Another consideration has been reactions I’ve heard first hand: my spouse's friend’s colleague had a stroke, a mom from my kids’ school warned me she had had body pain and fatigue for months after her 2nd shot, my friend who is a doctor of audiology treats a patient per week with sudden onset loud tinnitus/hearing loss, my infectious disease doctor has had some of her patients who were in full remission have flare ups of all their symptoms, and my Aunt has had arthritis type pain down her arm to her hand on her injected arm.

The fact is, what I keep coming up against, when it would make life much easier to just go get the jab given the social and practical discrimination that is occurring, is that we just won’t know for a while (most vaccines are tested for at least 2-5 years) what the effects will be long-term, which is why the doctor I spoke with on Tuesday and many others will say in response to the specific questions I have about these risks, ‘We believe the benefits outweigh the risks’. I hope those that profess their safety are right and these vaccines will be helpful for everyone and for my family eventually, but I’m choosing to wait until we know more. 
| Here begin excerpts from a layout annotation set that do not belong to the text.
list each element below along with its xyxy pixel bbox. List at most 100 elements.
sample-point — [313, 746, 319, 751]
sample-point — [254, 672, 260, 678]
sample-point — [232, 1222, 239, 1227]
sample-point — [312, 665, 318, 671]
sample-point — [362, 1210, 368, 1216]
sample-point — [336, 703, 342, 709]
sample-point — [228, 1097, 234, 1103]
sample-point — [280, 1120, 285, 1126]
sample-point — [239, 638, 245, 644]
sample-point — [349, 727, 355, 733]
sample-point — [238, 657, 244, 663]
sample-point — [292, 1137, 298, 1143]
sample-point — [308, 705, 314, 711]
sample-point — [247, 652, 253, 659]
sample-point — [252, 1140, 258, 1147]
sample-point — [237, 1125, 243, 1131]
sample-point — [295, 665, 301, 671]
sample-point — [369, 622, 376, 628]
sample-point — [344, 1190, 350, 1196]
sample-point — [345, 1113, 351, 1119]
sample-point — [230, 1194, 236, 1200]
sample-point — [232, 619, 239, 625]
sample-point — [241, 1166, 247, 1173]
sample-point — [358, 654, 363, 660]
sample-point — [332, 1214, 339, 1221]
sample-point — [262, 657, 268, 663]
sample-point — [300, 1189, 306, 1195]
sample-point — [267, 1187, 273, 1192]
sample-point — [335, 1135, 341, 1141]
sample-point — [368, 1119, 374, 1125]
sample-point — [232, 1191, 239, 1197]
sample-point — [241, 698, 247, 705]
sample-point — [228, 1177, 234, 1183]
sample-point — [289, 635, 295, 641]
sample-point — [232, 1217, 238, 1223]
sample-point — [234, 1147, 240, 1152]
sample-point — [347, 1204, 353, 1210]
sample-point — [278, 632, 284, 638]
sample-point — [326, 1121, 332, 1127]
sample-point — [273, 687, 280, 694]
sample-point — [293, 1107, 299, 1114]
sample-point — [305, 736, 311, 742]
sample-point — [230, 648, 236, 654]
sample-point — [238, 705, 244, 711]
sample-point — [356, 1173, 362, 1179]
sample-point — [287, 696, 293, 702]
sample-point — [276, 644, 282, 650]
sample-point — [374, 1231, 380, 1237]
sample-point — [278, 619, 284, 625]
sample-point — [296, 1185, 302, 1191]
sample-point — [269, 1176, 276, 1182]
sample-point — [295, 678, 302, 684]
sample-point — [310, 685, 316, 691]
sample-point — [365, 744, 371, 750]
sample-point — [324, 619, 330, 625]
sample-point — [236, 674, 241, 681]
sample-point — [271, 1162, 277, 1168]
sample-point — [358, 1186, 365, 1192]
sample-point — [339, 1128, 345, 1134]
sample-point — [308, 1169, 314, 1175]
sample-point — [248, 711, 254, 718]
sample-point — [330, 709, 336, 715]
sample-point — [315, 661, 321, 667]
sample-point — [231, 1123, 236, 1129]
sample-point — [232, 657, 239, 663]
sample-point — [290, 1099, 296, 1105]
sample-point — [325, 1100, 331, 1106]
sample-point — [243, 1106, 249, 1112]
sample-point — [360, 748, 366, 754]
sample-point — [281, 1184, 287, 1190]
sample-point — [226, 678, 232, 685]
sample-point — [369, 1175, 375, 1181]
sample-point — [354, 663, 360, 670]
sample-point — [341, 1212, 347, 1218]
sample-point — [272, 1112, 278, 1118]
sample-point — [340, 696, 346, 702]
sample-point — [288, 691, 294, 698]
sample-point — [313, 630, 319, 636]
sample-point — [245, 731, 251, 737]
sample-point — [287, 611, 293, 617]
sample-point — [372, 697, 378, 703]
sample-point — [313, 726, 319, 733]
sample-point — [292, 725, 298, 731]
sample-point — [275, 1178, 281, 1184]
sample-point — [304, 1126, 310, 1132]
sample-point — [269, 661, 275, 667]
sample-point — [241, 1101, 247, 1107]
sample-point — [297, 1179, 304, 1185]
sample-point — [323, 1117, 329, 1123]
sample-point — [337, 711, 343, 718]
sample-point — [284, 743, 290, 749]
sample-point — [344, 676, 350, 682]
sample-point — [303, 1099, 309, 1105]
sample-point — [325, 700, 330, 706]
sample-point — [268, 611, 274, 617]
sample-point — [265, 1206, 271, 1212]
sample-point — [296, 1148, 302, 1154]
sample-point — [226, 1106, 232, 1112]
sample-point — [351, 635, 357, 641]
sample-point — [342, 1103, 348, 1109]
 Also, given the recent data, I think we need to bring in more tools and solutions than the current vaccines:

·         Many vaccinated people are getting and passing the virus, and contrary to random media blurbs, this variant was never caused by unvaccinated people…viruses mutate and scientists and doctors have been expecting and warning of this since the beginning

·         The CDC states that the viral load in vaccinated persons is just as much as in unvaccinated persons

Some exciting news I’ve read recently… 

·        An Intranasal COVID-19 Vaccine is coming down the pipeline from a partnership between a UK research lab and Texas Biomedical. Due to the application, nasal spray vaccines in general have much fewer side effects, especially systemic side effects, than intramuscular injectable vaccines. It was found to decrease both disease severity and transmission and is heading to human clinical trials. 

·         There are also an increasing number of early treatment protocols (some already available) that greatly reduce the chance of both hospitalization and death including a promising new drug out of Israel that so far has had no significant side effects and is heading into Phase II trials. 

·         And in the UK, AstraZeneca’s Antibody Drug which was Found to Prevent Symptomatic Covid-19 by 77% in trials.  

I think that it takes courage to get the vaccine and am grateful for those people that are willing to do so, even without long-term safety data. It will advance the science and eventually give more credibility, or not, to the safety claims, so that is a gift to humanity and a very worthwhile medical experiment... but do I think any sentient being should be pressured to get an injection before long-term safety data is available or criticized if they choose not to?…No, I don’t. Meanwhile, I hope with all my heart that people can be more considerate, understanding and respectful to all people and uphold and honor the basic human right of body sovereignty”.